The runner handles the @Mock annotation after the class is instantiated, so move the filter = new Filter(transactionManager,searchManager, DOMAIN); in a @Before annotated method:

@RunWith(MockitoJUnitRunner.class)
public class MyTestClass
{
    private static final String DOMAIN = "mock";

    @Mock 
    private TransactionManager transactionManager;

    @Mock 
    private SearchManager searchManager;

    private Filter filter;

    @Before
    public void setup() throws Exception {
        filter = new Filter(transactionManager, searchManager, DOMAIN);
    }

    @Test
    public void myTest() throws Exception {
        filter.callMethod(); // No more NPE
    }
}

From the runner doc:

Initializes mocks annotated with @Mock, so that explicit usage of MockitoAnnotations.initMocks(Object) is not necessary.

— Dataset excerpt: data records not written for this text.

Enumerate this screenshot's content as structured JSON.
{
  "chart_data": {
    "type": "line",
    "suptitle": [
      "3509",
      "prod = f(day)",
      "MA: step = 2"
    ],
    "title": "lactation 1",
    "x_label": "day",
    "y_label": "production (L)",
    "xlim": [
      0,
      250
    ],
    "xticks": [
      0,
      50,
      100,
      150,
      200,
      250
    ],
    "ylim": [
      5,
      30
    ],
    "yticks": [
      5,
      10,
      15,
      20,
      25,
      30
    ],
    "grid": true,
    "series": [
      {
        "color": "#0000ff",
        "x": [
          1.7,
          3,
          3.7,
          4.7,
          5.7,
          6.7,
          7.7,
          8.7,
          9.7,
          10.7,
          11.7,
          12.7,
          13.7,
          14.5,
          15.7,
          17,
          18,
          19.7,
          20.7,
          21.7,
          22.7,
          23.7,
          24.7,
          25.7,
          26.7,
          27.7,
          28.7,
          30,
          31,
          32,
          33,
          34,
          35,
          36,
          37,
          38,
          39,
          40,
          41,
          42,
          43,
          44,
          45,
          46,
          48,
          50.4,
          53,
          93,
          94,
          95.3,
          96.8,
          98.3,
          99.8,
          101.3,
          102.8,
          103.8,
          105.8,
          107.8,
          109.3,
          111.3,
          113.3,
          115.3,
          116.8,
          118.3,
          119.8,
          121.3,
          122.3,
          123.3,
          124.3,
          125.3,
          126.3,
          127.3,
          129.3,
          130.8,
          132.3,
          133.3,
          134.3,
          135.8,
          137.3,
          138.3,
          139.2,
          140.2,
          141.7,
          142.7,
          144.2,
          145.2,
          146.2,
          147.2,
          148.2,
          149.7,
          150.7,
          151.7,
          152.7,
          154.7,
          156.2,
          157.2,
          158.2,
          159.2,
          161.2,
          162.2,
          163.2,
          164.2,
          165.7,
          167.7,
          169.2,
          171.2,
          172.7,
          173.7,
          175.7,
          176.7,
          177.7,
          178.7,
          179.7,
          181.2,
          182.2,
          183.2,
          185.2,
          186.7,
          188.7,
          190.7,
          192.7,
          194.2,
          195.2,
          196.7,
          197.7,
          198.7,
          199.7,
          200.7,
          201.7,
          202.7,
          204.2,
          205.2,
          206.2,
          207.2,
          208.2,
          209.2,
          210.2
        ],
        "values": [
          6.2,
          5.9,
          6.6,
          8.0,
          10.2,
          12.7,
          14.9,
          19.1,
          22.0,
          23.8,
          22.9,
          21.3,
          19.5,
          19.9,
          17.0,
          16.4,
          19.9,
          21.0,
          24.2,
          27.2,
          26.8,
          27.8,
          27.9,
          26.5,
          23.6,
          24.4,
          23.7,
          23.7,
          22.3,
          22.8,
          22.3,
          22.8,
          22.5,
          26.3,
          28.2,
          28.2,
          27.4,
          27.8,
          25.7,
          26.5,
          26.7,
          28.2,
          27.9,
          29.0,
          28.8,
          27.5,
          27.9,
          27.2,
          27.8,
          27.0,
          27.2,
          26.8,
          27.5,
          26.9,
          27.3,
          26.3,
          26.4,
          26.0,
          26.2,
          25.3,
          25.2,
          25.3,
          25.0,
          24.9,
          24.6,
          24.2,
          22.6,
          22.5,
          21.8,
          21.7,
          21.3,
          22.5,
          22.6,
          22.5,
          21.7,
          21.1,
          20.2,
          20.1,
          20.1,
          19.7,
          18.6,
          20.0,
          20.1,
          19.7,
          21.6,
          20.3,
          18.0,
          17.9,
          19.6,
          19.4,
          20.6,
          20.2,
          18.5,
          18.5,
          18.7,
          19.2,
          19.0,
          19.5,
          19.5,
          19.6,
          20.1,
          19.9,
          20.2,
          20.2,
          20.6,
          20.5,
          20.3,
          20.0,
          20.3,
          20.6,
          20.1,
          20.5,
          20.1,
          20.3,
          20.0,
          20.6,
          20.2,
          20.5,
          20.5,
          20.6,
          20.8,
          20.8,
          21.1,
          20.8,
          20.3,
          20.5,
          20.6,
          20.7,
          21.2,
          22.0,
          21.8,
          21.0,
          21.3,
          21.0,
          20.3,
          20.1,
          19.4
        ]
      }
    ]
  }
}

Mocks are initialized before each test method.

1

Try initializing your mocks, adding a setup method to your test class.

You will also probably need to move your filter initialization inside it:

private filter;

@Before
public void setUp(){
    MockitoAnnotations.initMocks(this);
    filter = new Filter(transactionManager,searchManager, DOMAIN);
}
0

You can use @InjectMock over your test object. If you use @InjectMock , it will use mocked object to create your test object.